Tenho repetido várias vezes que certos princípios decorrentes de um outro - o do Estado de Direito democrático - são, por boa prática política, tendencialmente respeitados.
Com este agir normal e esperado de quem nos governa, não são necessárias grandes discussões no plano constitucional acerca dos tais princípios.
Estou a referir-me ao princípio da tutela da confiança jurídica, ao princípio da segurança jurídica, que aconselham um Estado de bem a não emitir "decisões surpresa", as quais podem, por exemplo, colocar em risco a planificação da vida de cada cidadão, a sua projeção possível e razoável no futuro, com os dados de estabilidade que o sistema jurídico lhe oferece.
Há aqui como que um contrato social, evitam-se leis retroativas em matérias melindrosas, mesmo que não penais, aposta-se num mínimo de estabilidade legislativa, sobretudo em áreas que interferem com a tal possibilidade que cada um de nós tem de projetar um amanhã.
Este Governo esquece tudo isto, em tudo. Se já escrevi sobre os pensionistas e reformados (casos de inconstitucionalidade evidente), bem como os cortes de subsídios (ou de salários a privados), que mais não são do que roubo de remunerações, há muitos outros casos para manuais futuros de como deitar por terra a mais ténue ideia de contrato social.
Veja-se o exemplo do fim da cláusula de salvaguarda do IMI. Que significa isto? Significa que o mesmo Governo que ainda há pouco, aumentando o IMI, criava por lei a tal cláusula que impedia que o IMI das casas que estão a ser reavaliadas no âmbito da avaliação geral dos imóveis subisse mais de 75 euros em 2013, face ao valor pago este ano, acaba de revogar a sua lei.
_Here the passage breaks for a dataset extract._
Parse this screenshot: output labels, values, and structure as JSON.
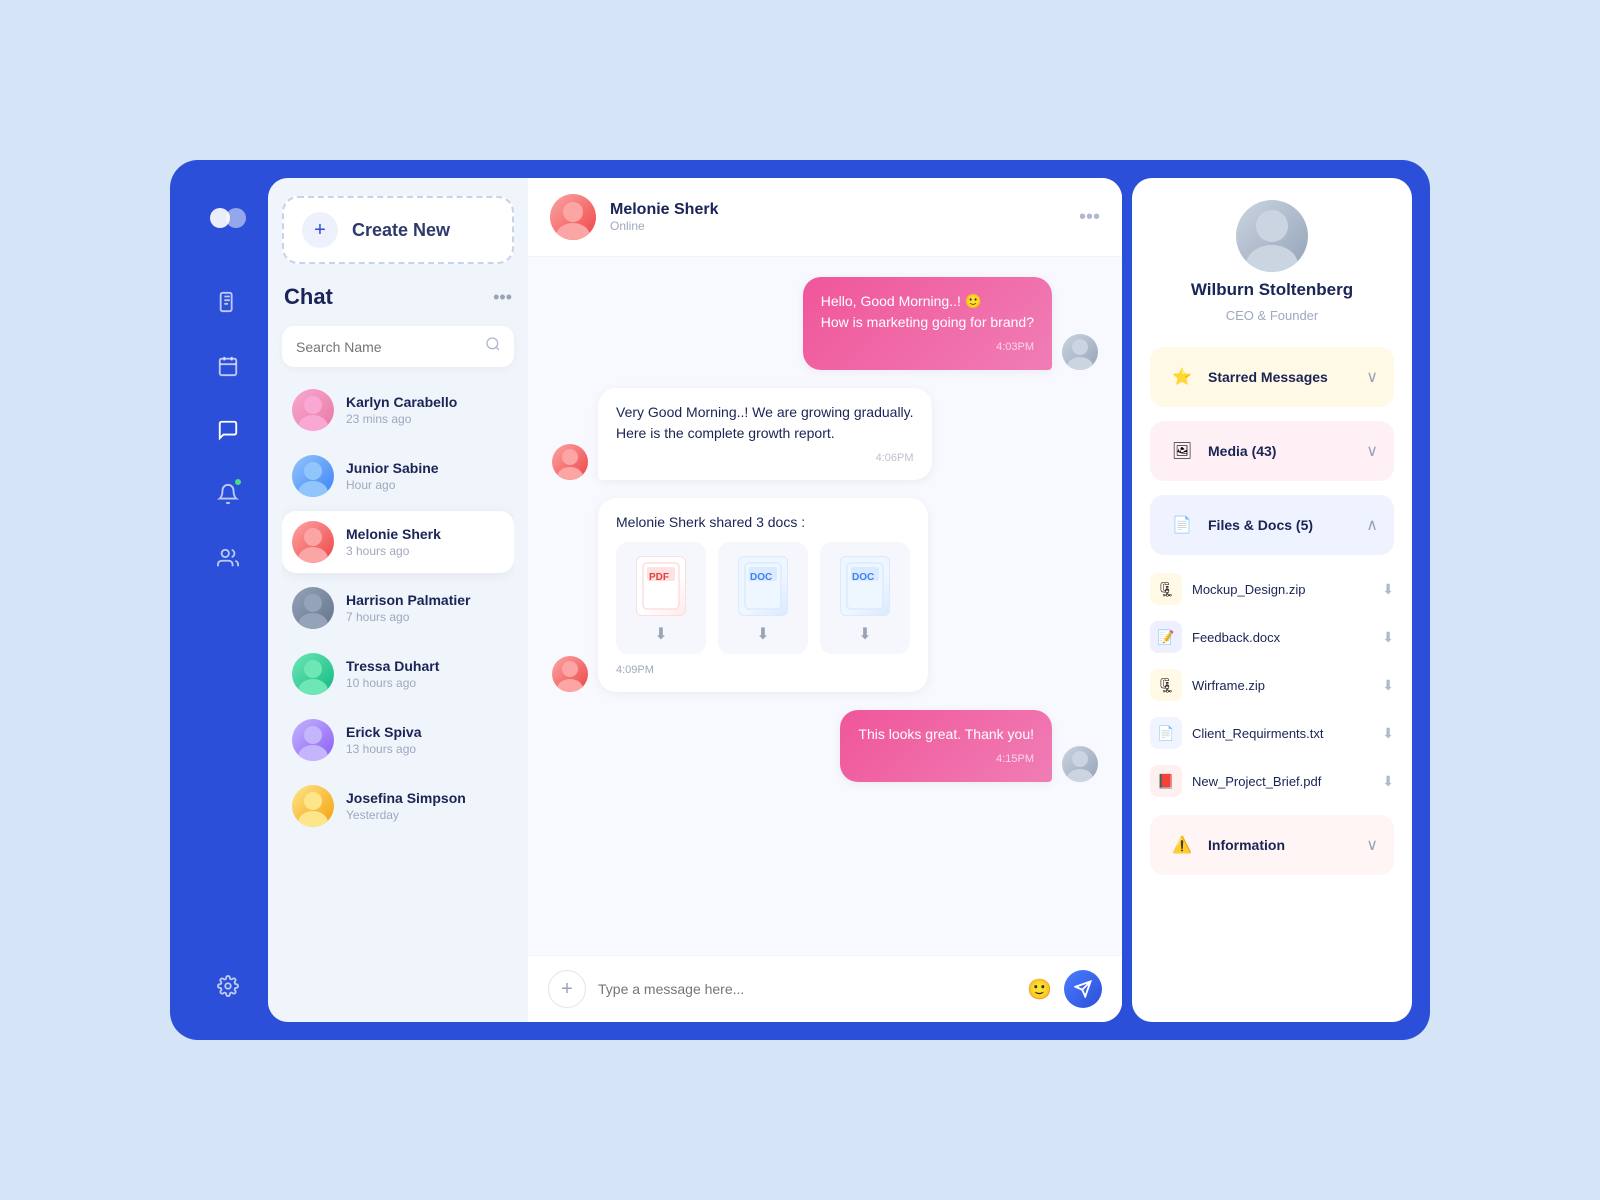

Este "travão" vai manter-se apenas para as pessoas com rendimentos mais baixos, pelo que para a maioria dos proprietários dos 5,2 milhões de imóveis urbanos foi anunciada uma "decisão surpresa" que é uma subida explosiva deste imposto.
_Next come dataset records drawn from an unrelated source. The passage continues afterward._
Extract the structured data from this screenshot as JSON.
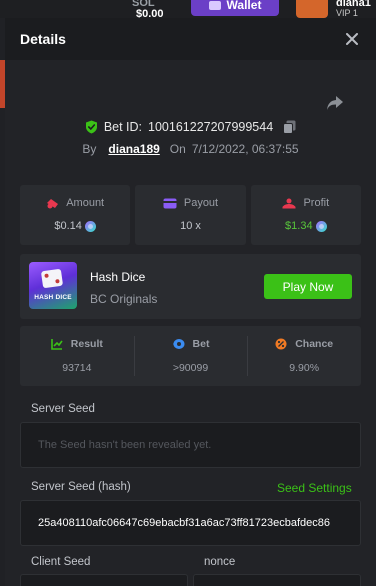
{
  "background": {
    "currency": "SOL",
    "balance": "$0.00",
    "wallet_label": "Wallet",
    "username": "diana1",
    "vip": "VIP 1"
  },
  "dialog": {
    "title": "Details",
    "close_icon": "close-icon",
    "share_icon": "share-icon"
  },
  "bet": {
    "id_label": "Bet ID:",
    "id": "100161227207999544",
    "by_label": "By",
    "user": "diana189",
    "on_label": "On",
    "datetime": "7/12/2022, 06:37:55"
  },
  "stats": [
    {
      "label": "Amount",
      "value": "$0.14",
      "icon": "amount-icon",
      "color": "#e8384f",
      "coin": true,
      "positive": false
    },
    {
      "label": "Payout",
      "value": "10 x",
      "icon": "payout-icon",
      "color": "#8a5cf6",
      "coin": false,
      "positive": false
    },
    {
      "label": "Profit",
      "value": "$1.34",
      "icon": "profit-icon",
      "color": "#e8384f",
      "coin": true,
      "positive": true
    }
  ],
  "game": {
    "name": "Hash Dice",
    "provider": "BC Originals",
    "thumb_label": "HASH DICE",
    "play_label": "Play Now"
  },
  "results": [
    {
      "label": "Result",
      "value": "93714",
      "icon": "result-icon",
      "color": "#3bc117"
    },
    {
      "label": "Bet",
      "value": ">90099",
      "icon": "bet-icon",
      "color": "#3b8cf0"
    },
    {
      "label": "Chance",
      "value": "9.90%",
      "icon": "chance-icon",
      "color": "#f07a24"
    }
  ],
  "seeds": {
    "server_seed_label": "Server Seed",
    "server_seed_placeholder": "The Seed hasn't been revealed yet.",
    "server_hash_label": "Server Seed (hash)",
    "seed_settings_label": "Seed Settings",
    "server_hash_value": "25a408110afc06647c69ebacbf31a6ac73ff81723ecbafdec86",
    "client_seed_label": "Client Seed",
    "nonce_label": "nonce"
  },
  "colors": {
    "accent_green": "#3bc117",
    "dialog_bg": "#222327",
    "card_bg": "#2a2c30"
  }
}
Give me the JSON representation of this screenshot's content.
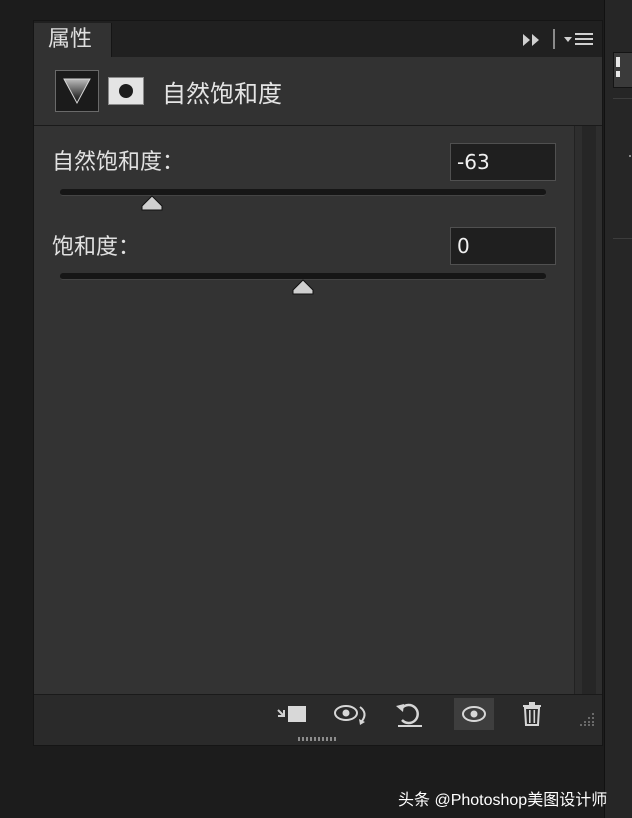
{
  "panel": {
    "tab_label": "属性",
    "title": "自然饱和度"
  },
  "controls": [
    {
      "label": "自然饱和度：",
      "value": "-63",
      "slider_fraction": 0.19
    },
    {
      "label": "饱和度：",
      "value": "0",
      "slider_fraction": 0.5
    }
  ],
  "icons": {
    "collapse": "double-arrow-right-icon",
    "menu": "panel-menu-icon",
    "adjustment": "vibrance-triangle-icon",
    "mask": "layer-mask-icon",
    "clip": "clip-to-layer-icon",
    "view_previous": "view-previous-state-icon",
    "reset": "reset-icon",
    "visibility": "eye-icon",
    "delete": "trash-icon"
  },
  "watermark": "头条 @Photoshop美图设计师"
}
Acontece que estes milhões não são todos milionários, são gente que fez as suas contas "confiando" na recente alteração ao Código do IMI, agora rasgada de um dia para o outro, e pesou na decisão de ser proprietário o IMI antigo e a cláusula Travão.
Acontece que estes milhões têm nome e vidas diferentes, muitos estão a cair no desemprego, outros viram os seus salários reduzidos, todos foram sujeitos a um brutal aumento de impostos, pelo que muitos, mas muitos destes milhões não aguentam tantas surpresas. E mais esta.
Esperem para ver mais casas entregues aos bancos, mais miséria, caso em que nessa condição, a de miseráveis, estarão isentos de IMI, claro.